In der Verpackungsfabrik gibt es zwei Faktoren, die die Erträge negativ beeinflussen: Feuchtigkeit, die nach der Reinigung zurückbleibt, sowie Photoresist, der nicht vollständig ausgehärtet ist. Die eingesperrte Feuchtigkeit führt zu Defekten auf den Wafern, wenn diese mit Wärme behandelt werden. Untergehärteter Photoresist verursacht während des Schneidens Mikrokratzer, die wiederum dazu führen, dass das Material als Schrott abgeworfen werden muss. Was man braucht, ist ein thermischer Prozess, der die Feuchtigkeit entfernt, ohne die dünnen Schichten zu belasten – und dabei eine präzise Kontrolle über den Aushärtungsprozess gewährleistet.
Was technisch wichtig ist:
Wir verwenden Near-Infrarot-Emitter mit einer Reaktionszeit von unter einer Sekunde. Dadurch wird Energie direkt in das Wasser sowie in den Photoresistfilm geleitet.

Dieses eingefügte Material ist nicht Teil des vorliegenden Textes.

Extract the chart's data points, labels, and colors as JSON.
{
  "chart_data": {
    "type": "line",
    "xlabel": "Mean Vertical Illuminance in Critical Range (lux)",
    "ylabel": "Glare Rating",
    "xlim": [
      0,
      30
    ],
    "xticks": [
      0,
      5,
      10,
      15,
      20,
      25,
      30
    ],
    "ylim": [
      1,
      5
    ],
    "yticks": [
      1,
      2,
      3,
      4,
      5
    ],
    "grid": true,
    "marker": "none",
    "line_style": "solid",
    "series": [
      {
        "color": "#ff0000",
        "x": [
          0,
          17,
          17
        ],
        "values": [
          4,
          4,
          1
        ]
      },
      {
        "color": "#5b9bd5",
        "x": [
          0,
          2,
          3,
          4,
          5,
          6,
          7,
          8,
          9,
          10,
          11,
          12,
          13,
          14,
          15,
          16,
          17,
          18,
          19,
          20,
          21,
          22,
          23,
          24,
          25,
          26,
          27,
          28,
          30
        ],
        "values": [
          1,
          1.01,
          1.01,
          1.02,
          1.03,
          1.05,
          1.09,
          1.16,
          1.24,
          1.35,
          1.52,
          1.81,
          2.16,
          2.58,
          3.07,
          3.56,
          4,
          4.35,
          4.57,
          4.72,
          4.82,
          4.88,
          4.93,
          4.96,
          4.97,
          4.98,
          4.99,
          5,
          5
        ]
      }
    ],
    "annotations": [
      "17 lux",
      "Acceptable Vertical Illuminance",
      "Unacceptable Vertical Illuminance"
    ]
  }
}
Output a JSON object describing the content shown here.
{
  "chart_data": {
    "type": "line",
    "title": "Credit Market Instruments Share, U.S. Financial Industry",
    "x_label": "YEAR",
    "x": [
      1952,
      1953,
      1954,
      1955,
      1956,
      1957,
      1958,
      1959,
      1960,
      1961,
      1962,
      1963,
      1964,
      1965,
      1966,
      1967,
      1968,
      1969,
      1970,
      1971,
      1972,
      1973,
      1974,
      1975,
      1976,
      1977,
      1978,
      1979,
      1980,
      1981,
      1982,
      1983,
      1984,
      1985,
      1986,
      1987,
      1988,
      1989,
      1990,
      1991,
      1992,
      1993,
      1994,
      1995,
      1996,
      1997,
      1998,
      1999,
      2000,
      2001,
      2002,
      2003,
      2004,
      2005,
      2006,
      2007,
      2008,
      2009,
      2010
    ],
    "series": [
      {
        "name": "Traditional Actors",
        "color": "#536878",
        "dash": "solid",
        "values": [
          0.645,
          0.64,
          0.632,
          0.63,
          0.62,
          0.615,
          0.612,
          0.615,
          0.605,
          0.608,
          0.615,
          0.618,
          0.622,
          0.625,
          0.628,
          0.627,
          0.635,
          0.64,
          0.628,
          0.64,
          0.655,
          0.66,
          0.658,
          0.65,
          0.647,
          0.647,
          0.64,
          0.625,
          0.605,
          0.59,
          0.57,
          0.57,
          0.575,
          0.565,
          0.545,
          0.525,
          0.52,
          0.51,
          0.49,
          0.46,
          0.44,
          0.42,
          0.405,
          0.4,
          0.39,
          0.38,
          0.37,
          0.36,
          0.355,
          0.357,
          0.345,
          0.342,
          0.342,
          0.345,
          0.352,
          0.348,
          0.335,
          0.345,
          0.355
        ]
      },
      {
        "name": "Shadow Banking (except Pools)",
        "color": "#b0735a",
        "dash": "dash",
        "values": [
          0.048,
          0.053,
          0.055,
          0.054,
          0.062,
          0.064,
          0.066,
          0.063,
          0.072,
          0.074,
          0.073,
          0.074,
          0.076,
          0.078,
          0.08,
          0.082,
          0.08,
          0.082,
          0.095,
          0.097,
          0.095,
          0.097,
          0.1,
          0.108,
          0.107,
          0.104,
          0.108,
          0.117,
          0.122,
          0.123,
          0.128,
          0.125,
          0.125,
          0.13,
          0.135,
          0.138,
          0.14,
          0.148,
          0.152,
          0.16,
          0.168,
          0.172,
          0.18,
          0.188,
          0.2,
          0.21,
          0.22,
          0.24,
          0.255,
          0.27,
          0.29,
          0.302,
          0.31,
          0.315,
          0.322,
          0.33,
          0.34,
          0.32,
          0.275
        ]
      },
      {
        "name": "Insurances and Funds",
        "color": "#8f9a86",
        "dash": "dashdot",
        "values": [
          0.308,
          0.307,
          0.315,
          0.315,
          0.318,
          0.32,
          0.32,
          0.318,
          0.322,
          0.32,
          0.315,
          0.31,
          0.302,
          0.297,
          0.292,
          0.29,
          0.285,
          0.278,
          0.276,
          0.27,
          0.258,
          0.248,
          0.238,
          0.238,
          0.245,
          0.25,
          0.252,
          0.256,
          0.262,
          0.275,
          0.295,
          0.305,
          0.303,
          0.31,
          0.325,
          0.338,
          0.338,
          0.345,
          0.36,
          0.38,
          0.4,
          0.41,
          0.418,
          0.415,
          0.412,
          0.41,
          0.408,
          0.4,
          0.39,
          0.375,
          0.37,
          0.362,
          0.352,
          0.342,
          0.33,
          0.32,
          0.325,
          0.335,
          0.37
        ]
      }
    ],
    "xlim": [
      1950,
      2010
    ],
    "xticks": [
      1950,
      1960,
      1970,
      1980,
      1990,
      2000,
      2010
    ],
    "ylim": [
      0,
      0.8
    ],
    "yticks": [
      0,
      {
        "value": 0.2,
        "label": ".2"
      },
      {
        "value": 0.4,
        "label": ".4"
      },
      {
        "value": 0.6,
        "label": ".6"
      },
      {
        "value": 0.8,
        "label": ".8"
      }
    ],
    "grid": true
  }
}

Auf einer 300-mm-Waferfläche hält das System eine Temperaturgleichmäßigkeit von ±0,1°C bei – und die Genauigkeit der Einstellungen bleibt auch nach tausenden von Zyklen bei ±0,2°C. Die Ausrüstung ist für Sauberkeitsklassen 1–100 geeignet: Sie besteht aus Materialien, die minimale Partikelbildung verhindern, und es wird eine Null-Partikel-Generierung während der Verarbeitung der Wafer garantiert. Durch sanfte oder intensive Trocknungsverfahren bleiben die Partikelzahlen unter dem zulässigen Wert.
Warum es in der Praxis funktioniert:
Near-Infrarot-Technologie trocknet Wafer in Sekundenschnelle ab – dadurch verringert sich die Bearbeitungszeit, ohne dass die Temperatur der Wafer zu hoch wird. Die sanfte Trocknung sorgt für eine konstante Oberflächenqualität und eine gute Haftung des Materials. Die intensive Trocknung stellt eine stabile Vernetzung des Materials sicher, ohne dass dieses überhärtet wird. Dadurch verbessert sich die Festigkeit der Wafer und es kommt weniger zu Beschädigungen. Das Ergebnis sind weniger Nacharbeiten, einen vorhersehbaren Ertrag sowie geringere Energiekosten im Vergleich zu herkömmlichen Ofenarten. Diese Geräte können 24/7 betrieben werden, mit minimalem Stillstand – unterstützt durch kontinuierliche Überwachung der Leistung sowie Schnellwechselmöglichkeiten der Komponenten.
Was man beachten muss:
Near-Infrarot-Technologie benötigt eine klare Sichtlinie zwischen Sender und Wafer. Zudem muss die Entfernung zwischen Sender und Wafer konstant sein, damit die Temperaturgleichmäßigkeit gewährleistet werden kann. Die Temperaturkontrolle erfolgt mithilfe kalibrierter Pyrometer sowie Emissivitätstabellen, die auf das jeweilige Substrat abgestimmt sind. Wir liefern bereits validierte Anleitungsmethoden für gängige Filme – doch für neue Materialkombinationen ist eine kurze Qualifizierungsphase notwendig, um die richtigen Einstellungen festzulegen. Die Installation ist einfach: Es reichen sauberes Stromnetz und eine isolierte Erde, um Störungen durch elektromagnetische Felder zu vermeiden.
Fazit: Es handelt sich dabei um eine effektive Thermokontrolllösung, die speziell für die Bedürfnisse beim Trocknen von Wafern sowie bei der Verarbeitung von Photoresist vor der Verpackung entwickelt wurde – sie ist reproduzierbar, sauber und schnell.